Step 8: Remove From Mold

Once the wax has completely cooled and hardened, cut one- or two-inch slits all around the top edge of the plastic container as shown below. This is why it was important to leave some empty space at the top of the container.

(Image: Maya Marin)

Tear off the container in sections, using the slits at the top as starting points.

(Image: Maya Marin)

The cooking spray used should make the concrete base easy to remove from the mold.

(Image: Maya Marin)

If the plastic container you used is too tough to tear open using just your hands, use your utility knife to score down the side of your container (not so deep that you score through the candle!) and use a pair of needle nose pliers to help you to tear off the mold.

(Image: Maya Marin)
(Image: Maya Marin)

Step 9: Finishing

Sand the cement if you'd like a smooth and more even-colored surface and to remove any marks you may have made when tearing/cutting off your mold. Clean the surface of the candle using a paper towel or rag.

(Image: Maya Marin)

Trim the wick to about one-eighth of an inch.

(Image: Maya Marin)

Light your chic new candles, put on some chill tunes, and enjoy the ultra-modern ambience.

(Image: Maya Marin)
(Image: Maya Marin)

Cement Base Options

Option 1: Basic Cement Base / Straight Border

This is basically the default, do-nothing style, which you may prefer for its simplicity and clean look. After shaking out the bubbles in Step 3, simply wipe the sides of the container clean, set it upright, and let the cement do its thing.

(Image: Maya Marin)

Option 2: Uneven Border

For an uneven border, wait for the cement to partially set so that it has firmed up a bit, but is still moldable.
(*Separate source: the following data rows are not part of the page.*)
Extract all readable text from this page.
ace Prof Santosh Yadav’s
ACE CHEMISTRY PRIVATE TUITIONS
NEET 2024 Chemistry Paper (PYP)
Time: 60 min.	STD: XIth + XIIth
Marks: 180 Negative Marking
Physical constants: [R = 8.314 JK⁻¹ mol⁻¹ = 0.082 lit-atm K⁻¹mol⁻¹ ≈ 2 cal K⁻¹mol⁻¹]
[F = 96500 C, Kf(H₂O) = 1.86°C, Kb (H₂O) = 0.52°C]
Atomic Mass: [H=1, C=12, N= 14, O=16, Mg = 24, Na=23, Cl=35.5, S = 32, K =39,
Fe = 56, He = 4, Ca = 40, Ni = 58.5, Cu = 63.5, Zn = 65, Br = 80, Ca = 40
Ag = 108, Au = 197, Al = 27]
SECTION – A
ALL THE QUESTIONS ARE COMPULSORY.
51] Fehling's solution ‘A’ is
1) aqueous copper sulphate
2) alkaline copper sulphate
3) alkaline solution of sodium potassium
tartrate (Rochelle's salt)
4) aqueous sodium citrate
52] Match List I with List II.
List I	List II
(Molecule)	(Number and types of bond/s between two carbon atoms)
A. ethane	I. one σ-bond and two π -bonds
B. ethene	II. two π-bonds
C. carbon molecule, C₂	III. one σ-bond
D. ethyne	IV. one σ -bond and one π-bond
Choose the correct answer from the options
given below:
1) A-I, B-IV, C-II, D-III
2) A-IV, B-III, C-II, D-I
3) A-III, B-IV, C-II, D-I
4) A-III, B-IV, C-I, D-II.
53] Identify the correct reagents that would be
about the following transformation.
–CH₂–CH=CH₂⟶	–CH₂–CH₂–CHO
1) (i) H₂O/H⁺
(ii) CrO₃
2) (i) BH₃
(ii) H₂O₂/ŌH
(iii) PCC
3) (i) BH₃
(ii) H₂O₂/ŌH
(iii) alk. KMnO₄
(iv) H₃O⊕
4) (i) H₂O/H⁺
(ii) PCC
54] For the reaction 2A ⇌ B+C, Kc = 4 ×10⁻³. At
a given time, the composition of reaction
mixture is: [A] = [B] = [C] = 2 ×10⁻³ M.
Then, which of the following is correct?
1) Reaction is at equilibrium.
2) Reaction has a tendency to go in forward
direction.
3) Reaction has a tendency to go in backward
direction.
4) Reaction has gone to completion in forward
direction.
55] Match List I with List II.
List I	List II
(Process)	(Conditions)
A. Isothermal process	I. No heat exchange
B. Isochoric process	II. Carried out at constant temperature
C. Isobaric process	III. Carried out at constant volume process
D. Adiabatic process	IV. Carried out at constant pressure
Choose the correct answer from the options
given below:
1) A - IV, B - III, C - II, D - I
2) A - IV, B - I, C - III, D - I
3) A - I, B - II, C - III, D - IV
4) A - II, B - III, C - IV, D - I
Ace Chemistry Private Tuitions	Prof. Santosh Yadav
Then, use a popsicle stick or similar disposable object to make a well in the center of the cement base and push the cement slightly up the sides of the container to create an uneven border as shown below.

(Image: Maya Marin)
(Image: Maya Marin)
(Image: Maya Marin)
(Image: Maya Marin)

Option 3: Diagonal Border

To create this effect, prop up your container at an angle so that the cement will set at an angle. A paint stir stick works well for this.

(Image: Maya Marin)
(Image: Maya Marin)

Allow the cement to set this way about halfway through. If the cement base has set long enough, it should still maintain its diagonal shape when you place it upright. If it doesn't maintain its shape, leave it to set at an angle for a bit longer.

Once it's set long enough to keep its angled surface (but is still moldable), use a popsicle stick to create a shallow well in the center bottom of the partially set cement. This will give you an area in the diagonal surface where you can set your wick later. Now, let the cement set completely.